Sedil Dominova

Au cœur de Sorrente, dans la via San Cesareo, le monumental édifice Sedil Dominova (qui surplombe la vaste zone connue sous le nom de Schizzariello (éclaboussure) en référence à une fontaine d’où giclait constamment de l’eau) qui était le siège d’une partie de la noblesse de Sorrente, présente en évidence sur la partie frontale la plaque : « Società Operaia di Mutuo Soccorso« .

L’inscription rappelle aux habitants de Sorrente et aux visiteurs de la ville que, depuis 1877, le bâtiment après avoir été fréquenté par la noblesse de la ville abrite une association fondée pour garantir aux travailleurs les premières formes de mutualisme, anticipatif du système d’assurance sociale et providence de l’État.

Parmi les lieux les plus importants, considérés l’âme la plus authentique des habitants d’une ville, ceux où ses habitants se réunissaient sont dignes d’intérêt.

C’est cette caractéristique qui rend une promenade intéressante à Sorrente dans la Via San Cesareo à Sedil Dominova: un bâtiment d’une grande importance non seulement pour l’histoire de la ville, mais aussi parce que c’est le seul survivant des anciens sièges nobiliaires de toute la Campanie, ceux de Naples ayant été détruits.

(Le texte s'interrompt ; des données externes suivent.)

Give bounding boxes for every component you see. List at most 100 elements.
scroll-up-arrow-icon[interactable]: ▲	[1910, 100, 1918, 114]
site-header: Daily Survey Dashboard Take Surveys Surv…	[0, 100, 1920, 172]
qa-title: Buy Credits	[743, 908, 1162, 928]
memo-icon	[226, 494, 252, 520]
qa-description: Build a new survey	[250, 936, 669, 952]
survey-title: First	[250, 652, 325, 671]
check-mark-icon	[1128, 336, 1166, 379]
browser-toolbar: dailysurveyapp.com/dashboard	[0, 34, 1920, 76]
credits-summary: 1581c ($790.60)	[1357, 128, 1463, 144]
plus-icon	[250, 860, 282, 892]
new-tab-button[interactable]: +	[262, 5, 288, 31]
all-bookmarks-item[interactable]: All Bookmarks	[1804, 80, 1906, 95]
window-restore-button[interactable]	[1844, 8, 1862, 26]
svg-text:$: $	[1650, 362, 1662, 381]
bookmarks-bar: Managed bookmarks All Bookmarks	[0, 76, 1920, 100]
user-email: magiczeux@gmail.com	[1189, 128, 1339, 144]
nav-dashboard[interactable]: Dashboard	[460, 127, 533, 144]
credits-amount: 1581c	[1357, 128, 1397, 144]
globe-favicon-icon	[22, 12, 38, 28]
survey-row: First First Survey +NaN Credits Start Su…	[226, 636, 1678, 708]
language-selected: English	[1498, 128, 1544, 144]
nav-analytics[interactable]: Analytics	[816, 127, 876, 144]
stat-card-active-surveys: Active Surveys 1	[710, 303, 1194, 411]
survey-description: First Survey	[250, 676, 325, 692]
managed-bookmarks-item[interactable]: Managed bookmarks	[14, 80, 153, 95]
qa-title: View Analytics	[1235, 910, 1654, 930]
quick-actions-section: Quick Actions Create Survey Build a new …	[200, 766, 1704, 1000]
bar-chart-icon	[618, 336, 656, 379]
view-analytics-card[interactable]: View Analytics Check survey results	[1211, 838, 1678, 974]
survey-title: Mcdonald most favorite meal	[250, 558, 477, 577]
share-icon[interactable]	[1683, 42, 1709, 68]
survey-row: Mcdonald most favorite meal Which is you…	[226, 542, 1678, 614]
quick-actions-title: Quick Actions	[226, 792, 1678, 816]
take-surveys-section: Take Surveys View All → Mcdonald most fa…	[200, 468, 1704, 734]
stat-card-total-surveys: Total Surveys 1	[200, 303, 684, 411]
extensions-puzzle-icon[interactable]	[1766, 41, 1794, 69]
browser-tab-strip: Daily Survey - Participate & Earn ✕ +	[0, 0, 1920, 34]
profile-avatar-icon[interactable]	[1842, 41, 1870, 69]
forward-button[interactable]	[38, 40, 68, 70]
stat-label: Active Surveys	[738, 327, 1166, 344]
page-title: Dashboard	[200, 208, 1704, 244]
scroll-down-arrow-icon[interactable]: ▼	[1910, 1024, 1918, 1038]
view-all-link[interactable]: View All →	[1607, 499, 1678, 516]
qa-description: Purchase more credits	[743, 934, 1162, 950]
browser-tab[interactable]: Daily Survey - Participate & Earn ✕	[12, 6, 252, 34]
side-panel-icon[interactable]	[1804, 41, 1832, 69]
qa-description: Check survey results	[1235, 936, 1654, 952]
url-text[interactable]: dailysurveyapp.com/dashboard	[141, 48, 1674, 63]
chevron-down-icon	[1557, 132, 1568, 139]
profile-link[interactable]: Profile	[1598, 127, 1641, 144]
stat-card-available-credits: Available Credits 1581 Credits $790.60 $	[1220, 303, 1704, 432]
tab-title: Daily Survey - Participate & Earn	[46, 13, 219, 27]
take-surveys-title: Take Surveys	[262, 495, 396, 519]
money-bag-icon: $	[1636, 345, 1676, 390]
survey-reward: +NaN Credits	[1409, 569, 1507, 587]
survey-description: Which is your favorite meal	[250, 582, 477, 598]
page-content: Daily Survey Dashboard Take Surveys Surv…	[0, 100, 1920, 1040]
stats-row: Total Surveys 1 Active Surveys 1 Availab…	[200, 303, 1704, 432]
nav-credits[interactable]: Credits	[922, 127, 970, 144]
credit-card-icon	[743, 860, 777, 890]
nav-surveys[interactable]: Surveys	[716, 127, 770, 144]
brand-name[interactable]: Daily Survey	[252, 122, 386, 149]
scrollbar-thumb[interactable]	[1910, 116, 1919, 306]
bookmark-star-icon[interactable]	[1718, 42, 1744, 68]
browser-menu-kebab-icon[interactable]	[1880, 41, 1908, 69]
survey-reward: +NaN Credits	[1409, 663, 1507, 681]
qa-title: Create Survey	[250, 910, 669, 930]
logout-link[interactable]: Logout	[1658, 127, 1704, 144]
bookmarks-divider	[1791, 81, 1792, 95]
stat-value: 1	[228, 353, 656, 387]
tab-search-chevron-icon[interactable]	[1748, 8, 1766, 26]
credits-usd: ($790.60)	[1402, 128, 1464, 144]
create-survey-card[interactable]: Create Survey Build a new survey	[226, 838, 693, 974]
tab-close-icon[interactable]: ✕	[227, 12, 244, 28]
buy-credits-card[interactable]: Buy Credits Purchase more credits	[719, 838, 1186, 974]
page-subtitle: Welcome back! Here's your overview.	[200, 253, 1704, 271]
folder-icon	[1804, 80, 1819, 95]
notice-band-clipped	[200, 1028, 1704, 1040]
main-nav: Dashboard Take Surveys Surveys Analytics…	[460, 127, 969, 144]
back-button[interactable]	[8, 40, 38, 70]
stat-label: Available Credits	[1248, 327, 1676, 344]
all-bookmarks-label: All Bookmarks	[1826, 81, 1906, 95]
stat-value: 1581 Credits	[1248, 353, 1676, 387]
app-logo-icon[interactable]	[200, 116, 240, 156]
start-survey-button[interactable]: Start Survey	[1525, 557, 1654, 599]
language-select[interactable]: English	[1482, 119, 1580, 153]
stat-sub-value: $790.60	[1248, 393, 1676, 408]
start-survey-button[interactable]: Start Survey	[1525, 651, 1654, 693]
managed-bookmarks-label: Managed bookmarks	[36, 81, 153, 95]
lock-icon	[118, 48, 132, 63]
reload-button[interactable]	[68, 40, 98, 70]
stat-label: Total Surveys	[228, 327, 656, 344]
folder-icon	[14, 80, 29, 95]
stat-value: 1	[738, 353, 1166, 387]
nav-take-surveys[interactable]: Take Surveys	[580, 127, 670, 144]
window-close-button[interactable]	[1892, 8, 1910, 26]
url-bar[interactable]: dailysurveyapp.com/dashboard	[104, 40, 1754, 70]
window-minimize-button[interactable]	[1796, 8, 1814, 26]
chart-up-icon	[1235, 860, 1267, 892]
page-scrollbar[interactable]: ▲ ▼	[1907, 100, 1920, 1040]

La via San Cesareo est la route des Sièges de Sorrento.

Lorsque vous empruntez cette route à partir de la Piazza Tasso, vous trouverez sur la gauche le bâtiment (aujourd’hui très transformé par rapport à ses origines) désigné comme le premier lieu de réunion politique des nobles de la ville: le Sedile di Porta.

Le Sedil Dominova, construit au XIVe siècle, est lié à des pages importantes de l’histoire de Sorrente: celle de son peuple, celle des siens.

Sa réalisation est due aux luttes fratricides entre nobles.

On se souvient notamment des événements sanglants de janvier 1319 dans la cour de la maison Mastrogiudice.

De nombreux patriciens, pour de vieilles inimitiés nées de l’administration de la ville, prirent les armes.

Très vite, la famille et les serviteurs les rejoignirent.

Pour apaiser le combat, l’évêque Riccardo dut descendre parmi les combattants: vêtu de vêtements sacrés, la croix levée, l’évêque mit fin à une bataille parsemée de morts et de blessés.

Après cet événement grave, les familles patriciennes, qui jusque-là faisaient toutes partie du Sedile di Porta, siège de l’administration de la ville (avec un gouverneur), décidèrent qu’une séparation était nécessaire.

Les nobles résidant dans la partie ouest de Sorrente érigèrent le bâtiment monumental où se rassembler séparément, qui s’appelait Domus Nova puis Dominova.

Les familles patriciennes Vulcano, Mastrogiudice, Sersale, Capace, Nobilione, Molisano, Donnorso, Boccia, Orefice, Marziale, Cortese, Teodoro, Carlino, Spasiano le rejoignirent.

En 1877, lors de la fondation de la Società Operaia, Sedil Dominova devint le siège de l’association destinée aux activités mutualistes des travailleurs de Sorrento.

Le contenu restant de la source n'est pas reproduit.